E é por isso que tenho cá as minhas reservas sobre certas e determinadas situações. O que se passa portas dentro (dos outros) não me diz respeito, certíssimo, mas ele há coisas que, ahém. O ar é de todos, e os cheiros circulam. Ele há chiqueiros que é impossível restringir só ao alheio lar-doce-lar. Atacando e pondo o dedo na ferida, houve uma proposta do anterior governo que me fez dar palminhas, mas depois não foi avante, a saber, a restrição ao número de animais que se pode ter num apartamento.
Ai, pá, ó Izzie, mas há pessoas que vivem num zoo mas são muito limpinhas. 'Tá bem, abelha. Até haverá, mas também acontece amiúde que quem vive numa ETAR não nota nada de estranho no ar. E também sucede que quem vive perto de uma suinicultura raramente se congratula com o aroma a campo. Nunca ouvi dizer que um gajo asseado se habituasse ao cheirinho da lixeira do vizinho.
Agora imaginemos, por pura hipótese, que dois gajos asseados partilham o seu castelo com um felino, mas até usam areia aglomerante que é diariamente inspeccionada, têm a casinha aspirada duas vezes por semana (mínimos, pá, mínimos), escovam a bicha, e tudo e tudo. Mas
ópois coabitam no mesmo caixote urbano com doze almas em três assoalhadas, sendo que apenas três dessas almas são humanas, e as restantes nove não usam nem sabem usar uma retrete e respectivo autoclismo.
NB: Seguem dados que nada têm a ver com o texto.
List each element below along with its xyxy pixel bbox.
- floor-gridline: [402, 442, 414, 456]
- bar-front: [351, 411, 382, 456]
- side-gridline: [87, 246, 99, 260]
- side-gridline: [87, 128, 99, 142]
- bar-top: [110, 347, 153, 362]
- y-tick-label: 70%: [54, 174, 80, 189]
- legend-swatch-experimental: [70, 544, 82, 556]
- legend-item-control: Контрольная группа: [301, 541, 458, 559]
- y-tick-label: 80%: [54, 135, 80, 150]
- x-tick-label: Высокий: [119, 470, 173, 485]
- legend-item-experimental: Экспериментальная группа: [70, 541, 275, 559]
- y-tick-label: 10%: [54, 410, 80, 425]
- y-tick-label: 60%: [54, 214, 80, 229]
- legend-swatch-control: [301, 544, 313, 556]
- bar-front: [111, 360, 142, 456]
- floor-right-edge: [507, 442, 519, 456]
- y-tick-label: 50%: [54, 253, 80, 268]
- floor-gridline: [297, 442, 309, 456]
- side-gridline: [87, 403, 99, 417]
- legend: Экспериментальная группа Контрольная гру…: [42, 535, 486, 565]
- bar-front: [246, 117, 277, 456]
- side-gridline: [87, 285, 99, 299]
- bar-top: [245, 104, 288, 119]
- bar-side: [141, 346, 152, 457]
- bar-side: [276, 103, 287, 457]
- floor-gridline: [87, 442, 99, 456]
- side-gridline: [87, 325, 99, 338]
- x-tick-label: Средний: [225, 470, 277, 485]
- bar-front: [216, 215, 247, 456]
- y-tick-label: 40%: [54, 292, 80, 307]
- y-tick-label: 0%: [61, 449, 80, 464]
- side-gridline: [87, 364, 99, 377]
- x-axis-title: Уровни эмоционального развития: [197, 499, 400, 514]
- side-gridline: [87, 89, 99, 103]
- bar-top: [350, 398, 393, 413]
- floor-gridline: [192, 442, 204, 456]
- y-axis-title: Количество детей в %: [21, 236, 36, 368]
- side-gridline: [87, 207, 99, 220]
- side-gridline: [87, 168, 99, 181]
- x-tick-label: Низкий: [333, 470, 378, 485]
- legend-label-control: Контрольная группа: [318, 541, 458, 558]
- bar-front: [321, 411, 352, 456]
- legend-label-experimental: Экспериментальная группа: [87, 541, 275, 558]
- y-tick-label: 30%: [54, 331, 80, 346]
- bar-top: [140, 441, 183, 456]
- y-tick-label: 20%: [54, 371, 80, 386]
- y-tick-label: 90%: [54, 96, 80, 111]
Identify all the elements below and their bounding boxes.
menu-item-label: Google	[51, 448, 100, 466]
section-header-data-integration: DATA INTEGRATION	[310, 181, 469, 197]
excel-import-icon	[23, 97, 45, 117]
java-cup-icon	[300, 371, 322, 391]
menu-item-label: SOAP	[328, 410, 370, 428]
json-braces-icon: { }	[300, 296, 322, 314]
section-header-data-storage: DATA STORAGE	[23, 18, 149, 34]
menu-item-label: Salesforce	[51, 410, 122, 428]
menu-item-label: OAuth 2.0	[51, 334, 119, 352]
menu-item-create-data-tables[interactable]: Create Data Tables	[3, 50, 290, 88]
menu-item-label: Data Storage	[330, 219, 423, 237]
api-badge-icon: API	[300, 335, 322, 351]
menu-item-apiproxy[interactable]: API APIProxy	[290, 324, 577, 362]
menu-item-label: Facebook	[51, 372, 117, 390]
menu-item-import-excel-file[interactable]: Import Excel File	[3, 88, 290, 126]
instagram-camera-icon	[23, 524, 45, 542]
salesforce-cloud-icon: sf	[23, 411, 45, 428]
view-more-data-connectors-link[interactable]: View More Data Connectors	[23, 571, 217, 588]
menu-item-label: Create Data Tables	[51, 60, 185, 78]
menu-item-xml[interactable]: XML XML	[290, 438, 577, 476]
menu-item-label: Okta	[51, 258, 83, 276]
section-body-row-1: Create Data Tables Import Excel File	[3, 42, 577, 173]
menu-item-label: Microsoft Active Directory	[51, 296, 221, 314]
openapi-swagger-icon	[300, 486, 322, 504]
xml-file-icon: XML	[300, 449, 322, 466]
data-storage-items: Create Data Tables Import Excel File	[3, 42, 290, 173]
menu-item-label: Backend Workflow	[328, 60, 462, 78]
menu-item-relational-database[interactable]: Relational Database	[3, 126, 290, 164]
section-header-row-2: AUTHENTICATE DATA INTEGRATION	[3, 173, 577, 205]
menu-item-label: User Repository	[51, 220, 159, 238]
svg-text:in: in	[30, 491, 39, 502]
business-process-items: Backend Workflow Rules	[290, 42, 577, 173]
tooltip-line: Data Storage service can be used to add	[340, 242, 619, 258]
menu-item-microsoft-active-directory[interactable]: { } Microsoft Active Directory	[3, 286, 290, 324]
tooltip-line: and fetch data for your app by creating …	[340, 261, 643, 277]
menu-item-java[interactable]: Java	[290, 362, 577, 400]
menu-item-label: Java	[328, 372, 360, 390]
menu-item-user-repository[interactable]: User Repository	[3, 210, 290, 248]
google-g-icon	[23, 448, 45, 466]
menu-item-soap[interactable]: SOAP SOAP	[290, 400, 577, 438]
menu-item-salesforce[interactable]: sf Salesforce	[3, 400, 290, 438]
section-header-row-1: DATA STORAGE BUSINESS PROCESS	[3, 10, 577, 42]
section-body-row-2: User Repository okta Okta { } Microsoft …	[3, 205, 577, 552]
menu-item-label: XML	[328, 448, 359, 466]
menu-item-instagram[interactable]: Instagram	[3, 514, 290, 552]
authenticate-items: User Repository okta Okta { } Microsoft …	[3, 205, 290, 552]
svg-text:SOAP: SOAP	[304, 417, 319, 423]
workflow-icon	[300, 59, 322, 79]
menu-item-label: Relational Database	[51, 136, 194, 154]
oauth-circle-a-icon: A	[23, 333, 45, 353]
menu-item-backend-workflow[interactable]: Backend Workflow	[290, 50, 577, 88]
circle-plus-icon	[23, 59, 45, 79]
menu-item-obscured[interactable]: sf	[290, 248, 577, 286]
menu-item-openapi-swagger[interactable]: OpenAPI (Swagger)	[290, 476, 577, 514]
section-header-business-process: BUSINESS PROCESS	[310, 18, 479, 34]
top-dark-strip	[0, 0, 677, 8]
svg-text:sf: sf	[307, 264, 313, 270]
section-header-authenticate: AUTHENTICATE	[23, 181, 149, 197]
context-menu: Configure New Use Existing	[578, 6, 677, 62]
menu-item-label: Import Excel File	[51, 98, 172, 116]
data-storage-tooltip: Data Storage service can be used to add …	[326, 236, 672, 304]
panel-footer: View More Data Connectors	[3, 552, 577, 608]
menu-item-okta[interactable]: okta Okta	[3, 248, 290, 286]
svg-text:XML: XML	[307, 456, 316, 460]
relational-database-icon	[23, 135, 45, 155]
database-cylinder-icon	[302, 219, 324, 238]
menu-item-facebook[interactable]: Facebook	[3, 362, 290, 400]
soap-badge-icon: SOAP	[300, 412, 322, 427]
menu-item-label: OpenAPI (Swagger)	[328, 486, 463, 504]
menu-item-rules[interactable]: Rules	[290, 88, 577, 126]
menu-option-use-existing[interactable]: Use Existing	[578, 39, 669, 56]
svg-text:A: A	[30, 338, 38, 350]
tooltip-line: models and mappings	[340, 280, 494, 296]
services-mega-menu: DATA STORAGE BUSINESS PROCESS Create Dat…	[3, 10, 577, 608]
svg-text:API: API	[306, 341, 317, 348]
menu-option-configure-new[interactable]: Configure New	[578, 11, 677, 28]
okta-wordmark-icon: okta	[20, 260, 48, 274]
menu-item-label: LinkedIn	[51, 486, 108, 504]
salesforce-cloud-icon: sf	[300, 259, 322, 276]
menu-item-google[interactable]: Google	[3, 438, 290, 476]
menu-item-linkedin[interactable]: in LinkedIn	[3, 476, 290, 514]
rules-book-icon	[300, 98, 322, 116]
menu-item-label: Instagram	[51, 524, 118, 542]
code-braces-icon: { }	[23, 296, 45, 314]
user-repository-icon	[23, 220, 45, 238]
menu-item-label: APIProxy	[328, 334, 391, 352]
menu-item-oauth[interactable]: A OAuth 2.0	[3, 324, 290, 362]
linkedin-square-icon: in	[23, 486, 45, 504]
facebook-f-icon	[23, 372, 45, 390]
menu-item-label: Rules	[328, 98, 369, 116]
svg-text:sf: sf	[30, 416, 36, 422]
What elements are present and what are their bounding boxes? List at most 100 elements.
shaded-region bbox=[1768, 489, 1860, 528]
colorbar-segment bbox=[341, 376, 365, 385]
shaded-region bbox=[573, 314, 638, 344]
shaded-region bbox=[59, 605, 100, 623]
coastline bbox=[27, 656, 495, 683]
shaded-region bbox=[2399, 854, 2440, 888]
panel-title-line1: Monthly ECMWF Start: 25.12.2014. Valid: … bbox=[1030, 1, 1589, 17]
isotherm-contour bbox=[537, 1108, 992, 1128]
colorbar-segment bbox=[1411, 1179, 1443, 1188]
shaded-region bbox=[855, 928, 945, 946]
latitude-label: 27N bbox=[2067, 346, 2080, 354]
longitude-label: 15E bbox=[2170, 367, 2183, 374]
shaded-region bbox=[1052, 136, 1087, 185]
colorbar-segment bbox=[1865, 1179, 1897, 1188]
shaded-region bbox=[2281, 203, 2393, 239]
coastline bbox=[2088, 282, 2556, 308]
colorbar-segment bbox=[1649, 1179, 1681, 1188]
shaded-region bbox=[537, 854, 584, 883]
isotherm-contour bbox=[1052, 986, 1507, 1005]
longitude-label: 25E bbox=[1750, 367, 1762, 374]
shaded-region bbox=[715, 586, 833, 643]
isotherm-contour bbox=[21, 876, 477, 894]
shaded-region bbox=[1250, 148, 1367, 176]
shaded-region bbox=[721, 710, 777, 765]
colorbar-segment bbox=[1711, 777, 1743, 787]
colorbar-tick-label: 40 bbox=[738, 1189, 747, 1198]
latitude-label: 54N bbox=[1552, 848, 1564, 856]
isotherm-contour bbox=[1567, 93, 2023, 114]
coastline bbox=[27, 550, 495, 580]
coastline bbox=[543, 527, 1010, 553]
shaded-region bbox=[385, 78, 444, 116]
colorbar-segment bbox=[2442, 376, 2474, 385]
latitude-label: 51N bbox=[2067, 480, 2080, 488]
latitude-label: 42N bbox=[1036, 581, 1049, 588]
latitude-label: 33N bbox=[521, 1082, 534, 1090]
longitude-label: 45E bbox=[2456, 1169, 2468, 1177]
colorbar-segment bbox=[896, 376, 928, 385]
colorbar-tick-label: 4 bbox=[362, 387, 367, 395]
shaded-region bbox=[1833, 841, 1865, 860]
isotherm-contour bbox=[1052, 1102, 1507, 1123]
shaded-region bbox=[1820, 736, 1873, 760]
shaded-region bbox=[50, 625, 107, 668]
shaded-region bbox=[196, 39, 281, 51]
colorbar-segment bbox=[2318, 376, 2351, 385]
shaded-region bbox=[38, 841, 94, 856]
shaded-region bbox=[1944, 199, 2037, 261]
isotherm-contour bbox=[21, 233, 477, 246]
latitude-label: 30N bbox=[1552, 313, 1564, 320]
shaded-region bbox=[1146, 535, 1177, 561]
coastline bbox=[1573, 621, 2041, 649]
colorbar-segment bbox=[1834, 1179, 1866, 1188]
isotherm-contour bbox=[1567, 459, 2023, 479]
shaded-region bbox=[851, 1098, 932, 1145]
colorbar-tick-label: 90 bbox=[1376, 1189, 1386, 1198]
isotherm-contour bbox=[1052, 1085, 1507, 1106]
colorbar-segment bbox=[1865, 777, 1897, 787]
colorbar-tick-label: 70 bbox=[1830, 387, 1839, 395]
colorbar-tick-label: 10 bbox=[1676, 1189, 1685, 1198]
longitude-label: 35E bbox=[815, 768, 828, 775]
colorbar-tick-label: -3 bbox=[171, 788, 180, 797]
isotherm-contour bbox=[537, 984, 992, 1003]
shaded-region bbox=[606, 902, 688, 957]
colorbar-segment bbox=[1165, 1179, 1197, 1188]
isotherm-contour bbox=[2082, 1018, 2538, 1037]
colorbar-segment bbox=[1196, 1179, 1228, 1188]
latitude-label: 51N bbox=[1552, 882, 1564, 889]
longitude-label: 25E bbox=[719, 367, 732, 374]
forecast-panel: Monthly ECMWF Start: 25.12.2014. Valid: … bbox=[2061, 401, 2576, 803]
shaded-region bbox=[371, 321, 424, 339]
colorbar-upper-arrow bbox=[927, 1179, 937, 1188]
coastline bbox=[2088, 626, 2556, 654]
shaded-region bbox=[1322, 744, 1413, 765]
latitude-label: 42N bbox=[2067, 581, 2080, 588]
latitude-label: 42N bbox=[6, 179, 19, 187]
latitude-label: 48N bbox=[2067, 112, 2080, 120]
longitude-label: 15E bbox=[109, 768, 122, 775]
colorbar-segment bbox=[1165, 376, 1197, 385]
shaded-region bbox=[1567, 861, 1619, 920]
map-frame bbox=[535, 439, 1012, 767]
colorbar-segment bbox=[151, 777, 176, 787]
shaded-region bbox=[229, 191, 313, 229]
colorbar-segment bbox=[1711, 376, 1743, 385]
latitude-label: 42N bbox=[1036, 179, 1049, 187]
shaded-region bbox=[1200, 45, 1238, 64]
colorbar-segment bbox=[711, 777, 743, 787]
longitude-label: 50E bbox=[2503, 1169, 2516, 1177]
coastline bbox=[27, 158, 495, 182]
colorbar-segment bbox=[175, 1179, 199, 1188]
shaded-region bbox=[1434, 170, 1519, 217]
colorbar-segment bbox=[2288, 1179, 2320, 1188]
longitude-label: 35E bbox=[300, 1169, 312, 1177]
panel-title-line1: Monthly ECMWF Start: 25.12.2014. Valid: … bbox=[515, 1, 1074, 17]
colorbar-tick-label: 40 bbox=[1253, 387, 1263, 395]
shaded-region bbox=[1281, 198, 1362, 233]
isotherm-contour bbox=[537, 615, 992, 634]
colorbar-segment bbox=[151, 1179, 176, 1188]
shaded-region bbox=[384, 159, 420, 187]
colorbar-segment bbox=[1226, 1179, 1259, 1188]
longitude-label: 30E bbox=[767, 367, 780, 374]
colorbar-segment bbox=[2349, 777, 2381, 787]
E nota-se. Quer dizer, os tais e hipotéticos dois gajos notam, que cada (tanta, tanta!) vez que passam em frente a determinada porta, ou abrem as janelas que deitam para o espaço exterior das outras doze almas, não se conseguem abstrair do cheirinho a estrebaria. Que não incomoda, notoriamente, quem lá vive. Como também não incomoda que cinco das doze almas trepe paredes e salte muros, e, ele há dias, escolha outras retretes muito mais limpinhas que aquelas a que os humanos lá deles os sujeitam. E eu sei que são mais limpinhas, porque calham situar-se num local exterior que tais dois gajos possuem, e por acaso se vêm na contingência de limpar mais vezes que o que seria normal*. E há quem achasse uma canseira varrer folhas quinzenalmente. Saudades das folhinhas. Muita saudadinha.
Maneiras que é isto. Sim senhora, será um exagero aprovar uma lei que imponha restrições à liberdade individual, cada um manda na sua casa, é preciso é bom senso, os condomínios podem aprovar regras, mas a verdade é que não funciona. Do
ai que giro, tanto bichinho, ao
ai que canseira, não vou limpar isto todos os dias / todos os pares de dias / todos os fins-de-semana, é um pulinho. E viver ao pé de um
pulinho destes, pessoas, pá. Às tantas um gajo já sonha com uma lei musculada, uma polícia da higiene, um tarrafal dos porcalhões onde os ponham todos.
Era só isto, por hoje.
*nunca os apanhei em flagrante, que são bichos mas não são parvos. mas há ali uma coincidência temporal do tipo "antigamente isto não acontecia". tenho a certeza, mas népia de provas a apresentar para condenar o ilícito. suspiros.